Making of Fire (Kamba of Kibwezi).—The fire required for sacrificial purposes was formerly always made anew by friction, as fire so produced could carry no evil with it, whereas if firebrands were brought from a hut some thabu or curse which rested on the family owning the hut might inadvertently be brought with it, and the wood might in fact be infected.

Nowadays, however, it is curious to note that a sacrificial fire is lighted with matches; for they consider that these, being of foreign origin, can bring no infection derived from Kamba spirit influence.

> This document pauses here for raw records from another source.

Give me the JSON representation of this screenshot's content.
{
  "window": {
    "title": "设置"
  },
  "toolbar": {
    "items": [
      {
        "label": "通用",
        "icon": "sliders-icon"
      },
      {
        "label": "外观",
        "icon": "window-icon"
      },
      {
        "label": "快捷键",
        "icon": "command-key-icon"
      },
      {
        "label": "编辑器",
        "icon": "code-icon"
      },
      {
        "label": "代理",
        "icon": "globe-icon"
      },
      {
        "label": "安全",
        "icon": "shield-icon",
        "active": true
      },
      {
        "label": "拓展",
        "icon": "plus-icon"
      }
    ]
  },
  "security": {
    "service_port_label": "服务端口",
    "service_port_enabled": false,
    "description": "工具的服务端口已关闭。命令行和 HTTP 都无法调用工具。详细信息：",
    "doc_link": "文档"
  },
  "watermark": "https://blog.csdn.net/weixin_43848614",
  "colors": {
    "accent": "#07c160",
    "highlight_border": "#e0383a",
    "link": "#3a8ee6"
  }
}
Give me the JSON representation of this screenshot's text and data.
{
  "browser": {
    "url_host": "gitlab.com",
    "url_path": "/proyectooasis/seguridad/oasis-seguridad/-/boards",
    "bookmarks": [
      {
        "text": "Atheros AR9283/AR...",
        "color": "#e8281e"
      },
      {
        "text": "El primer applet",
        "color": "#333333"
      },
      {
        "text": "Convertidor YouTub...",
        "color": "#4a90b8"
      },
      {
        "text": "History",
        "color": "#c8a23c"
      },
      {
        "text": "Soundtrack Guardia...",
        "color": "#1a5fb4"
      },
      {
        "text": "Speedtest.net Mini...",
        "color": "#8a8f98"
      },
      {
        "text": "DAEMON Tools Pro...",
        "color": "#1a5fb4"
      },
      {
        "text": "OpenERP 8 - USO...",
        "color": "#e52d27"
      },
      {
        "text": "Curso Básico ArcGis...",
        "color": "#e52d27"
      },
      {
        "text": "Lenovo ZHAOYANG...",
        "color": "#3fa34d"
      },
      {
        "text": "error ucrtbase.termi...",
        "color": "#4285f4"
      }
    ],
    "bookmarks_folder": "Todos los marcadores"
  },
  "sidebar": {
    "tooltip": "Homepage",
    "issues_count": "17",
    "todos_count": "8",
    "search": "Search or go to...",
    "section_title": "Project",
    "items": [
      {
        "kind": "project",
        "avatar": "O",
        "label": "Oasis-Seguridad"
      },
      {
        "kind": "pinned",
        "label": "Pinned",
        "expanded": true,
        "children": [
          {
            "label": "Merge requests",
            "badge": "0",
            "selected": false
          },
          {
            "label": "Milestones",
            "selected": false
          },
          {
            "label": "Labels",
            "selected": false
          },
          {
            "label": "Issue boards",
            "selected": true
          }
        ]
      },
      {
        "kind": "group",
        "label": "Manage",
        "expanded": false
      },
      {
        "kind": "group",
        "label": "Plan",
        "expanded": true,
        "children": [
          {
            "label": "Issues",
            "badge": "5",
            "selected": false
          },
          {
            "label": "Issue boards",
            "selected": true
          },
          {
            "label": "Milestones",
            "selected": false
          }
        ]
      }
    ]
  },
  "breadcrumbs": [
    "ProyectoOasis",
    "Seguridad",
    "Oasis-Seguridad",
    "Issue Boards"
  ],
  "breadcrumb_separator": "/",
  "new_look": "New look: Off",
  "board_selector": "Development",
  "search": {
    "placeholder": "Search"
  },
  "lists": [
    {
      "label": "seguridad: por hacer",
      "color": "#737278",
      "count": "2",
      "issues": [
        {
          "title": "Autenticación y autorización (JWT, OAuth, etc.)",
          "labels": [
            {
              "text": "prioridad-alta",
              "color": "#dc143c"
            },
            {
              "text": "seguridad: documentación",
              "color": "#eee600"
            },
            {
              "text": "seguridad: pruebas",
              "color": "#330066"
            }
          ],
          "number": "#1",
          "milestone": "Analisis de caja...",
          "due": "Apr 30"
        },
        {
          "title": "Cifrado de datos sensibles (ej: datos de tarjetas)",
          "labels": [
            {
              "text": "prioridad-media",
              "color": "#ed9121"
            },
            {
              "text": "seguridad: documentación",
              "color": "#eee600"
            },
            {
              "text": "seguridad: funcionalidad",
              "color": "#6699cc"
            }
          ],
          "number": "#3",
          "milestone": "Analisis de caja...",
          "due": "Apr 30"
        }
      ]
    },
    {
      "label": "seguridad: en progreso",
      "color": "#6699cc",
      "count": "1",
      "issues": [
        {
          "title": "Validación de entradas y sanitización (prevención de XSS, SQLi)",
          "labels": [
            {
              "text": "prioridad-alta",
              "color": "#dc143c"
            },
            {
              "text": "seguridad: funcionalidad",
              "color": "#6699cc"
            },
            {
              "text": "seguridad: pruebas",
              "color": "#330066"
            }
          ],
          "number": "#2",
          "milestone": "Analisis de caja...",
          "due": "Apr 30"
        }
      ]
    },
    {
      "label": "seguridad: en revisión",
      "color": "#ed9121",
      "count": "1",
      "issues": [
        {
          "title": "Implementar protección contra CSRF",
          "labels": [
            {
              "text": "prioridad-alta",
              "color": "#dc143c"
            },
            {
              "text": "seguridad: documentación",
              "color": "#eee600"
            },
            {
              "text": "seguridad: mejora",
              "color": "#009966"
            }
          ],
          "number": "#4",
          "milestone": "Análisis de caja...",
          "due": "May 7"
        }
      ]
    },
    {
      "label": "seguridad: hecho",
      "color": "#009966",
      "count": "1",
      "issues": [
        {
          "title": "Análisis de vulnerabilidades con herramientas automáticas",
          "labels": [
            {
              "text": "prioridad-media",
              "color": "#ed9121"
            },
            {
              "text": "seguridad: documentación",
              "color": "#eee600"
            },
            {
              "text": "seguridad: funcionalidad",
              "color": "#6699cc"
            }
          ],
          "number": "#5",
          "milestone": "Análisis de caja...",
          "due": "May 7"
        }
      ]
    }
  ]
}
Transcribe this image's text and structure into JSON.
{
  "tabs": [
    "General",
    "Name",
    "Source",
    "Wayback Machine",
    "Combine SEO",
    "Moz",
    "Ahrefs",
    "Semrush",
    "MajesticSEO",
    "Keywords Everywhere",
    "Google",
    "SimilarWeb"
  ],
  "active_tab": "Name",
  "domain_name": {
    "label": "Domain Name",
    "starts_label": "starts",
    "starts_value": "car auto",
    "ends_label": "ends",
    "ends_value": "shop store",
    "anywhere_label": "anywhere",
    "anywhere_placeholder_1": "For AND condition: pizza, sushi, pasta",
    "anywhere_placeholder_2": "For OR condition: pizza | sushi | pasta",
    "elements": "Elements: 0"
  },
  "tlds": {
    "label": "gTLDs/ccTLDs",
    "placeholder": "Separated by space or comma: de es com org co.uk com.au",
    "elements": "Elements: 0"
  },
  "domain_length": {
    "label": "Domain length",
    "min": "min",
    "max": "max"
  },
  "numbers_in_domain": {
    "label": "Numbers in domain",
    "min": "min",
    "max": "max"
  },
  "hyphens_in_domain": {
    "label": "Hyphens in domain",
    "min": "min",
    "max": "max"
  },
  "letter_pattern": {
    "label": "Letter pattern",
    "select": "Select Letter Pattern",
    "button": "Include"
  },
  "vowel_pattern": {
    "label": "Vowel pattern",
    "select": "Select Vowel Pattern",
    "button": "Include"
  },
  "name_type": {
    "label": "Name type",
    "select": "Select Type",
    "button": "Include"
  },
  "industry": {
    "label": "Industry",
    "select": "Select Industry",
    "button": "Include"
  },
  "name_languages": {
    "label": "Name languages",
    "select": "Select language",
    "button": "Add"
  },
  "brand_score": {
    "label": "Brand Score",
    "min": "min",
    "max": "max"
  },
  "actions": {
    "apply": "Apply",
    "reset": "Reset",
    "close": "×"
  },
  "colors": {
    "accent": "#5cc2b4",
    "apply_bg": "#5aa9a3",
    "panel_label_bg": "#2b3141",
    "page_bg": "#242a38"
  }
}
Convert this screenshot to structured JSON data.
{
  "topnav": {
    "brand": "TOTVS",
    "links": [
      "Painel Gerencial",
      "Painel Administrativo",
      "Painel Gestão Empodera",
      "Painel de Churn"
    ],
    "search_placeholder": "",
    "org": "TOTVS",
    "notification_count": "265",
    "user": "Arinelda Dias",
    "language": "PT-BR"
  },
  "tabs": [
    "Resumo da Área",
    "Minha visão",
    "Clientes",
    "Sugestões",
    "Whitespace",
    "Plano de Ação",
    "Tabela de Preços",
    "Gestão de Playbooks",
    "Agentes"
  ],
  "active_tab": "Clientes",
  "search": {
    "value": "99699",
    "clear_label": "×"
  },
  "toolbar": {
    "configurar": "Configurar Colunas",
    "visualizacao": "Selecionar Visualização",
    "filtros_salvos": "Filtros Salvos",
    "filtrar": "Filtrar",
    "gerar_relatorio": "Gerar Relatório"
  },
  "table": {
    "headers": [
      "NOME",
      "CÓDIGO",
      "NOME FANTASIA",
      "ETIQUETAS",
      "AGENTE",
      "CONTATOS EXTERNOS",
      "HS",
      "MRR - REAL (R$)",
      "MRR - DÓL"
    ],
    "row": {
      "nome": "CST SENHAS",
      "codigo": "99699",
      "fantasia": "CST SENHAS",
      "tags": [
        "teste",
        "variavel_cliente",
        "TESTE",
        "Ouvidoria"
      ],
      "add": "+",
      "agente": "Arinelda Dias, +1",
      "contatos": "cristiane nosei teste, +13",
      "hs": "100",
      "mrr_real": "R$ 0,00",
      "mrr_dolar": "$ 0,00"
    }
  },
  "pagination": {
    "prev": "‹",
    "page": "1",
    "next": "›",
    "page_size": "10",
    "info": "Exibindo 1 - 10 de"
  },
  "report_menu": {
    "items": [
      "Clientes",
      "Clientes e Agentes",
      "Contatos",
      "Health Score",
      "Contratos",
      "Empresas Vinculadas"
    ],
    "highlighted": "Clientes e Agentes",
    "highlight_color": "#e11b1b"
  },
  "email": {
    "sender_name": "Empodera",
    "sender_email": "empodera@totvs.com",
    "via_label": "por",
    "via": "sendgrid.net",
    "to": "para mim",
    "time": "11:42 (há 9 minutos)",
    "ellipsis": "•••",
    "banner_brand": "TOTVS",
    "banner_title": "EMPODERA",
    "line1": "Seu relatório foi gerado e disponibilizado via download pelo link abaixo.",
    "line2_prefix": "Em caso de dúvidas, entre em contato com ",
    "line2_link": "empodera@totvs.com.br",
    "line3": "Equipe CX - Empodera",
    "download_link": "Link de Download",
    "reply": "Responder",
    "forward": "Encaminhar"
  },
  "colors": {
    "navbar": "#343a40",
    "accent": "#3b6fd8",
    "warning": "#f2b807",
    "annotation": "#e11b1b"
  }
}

This gives some insight into the ratiocination of the native mind.

Fire was formerly made, and is still made, on occasion, by hunters and others who rapidly rotate a piece of hard stick, held vertically between the hands, in a cup-shaped cavity cut in a piece of soft wood which is held between the toes, the friction generating enough heat to produce sparks which light some tinder. The vertical stick is called the male, and the other piece the female, the reasons for which nomenclature are obvious.

It is curious to note that a woman is not allowed to make fire by friction, the reason given for this being that a man has to squat to make fire, and that if a woman does the same, it is unseemly, as she thereby exposes her nakedness. It is believed, however, that there is more in it than this, and that only a male is really supposed to manipulate the masculine portion of the fire-making apparatus.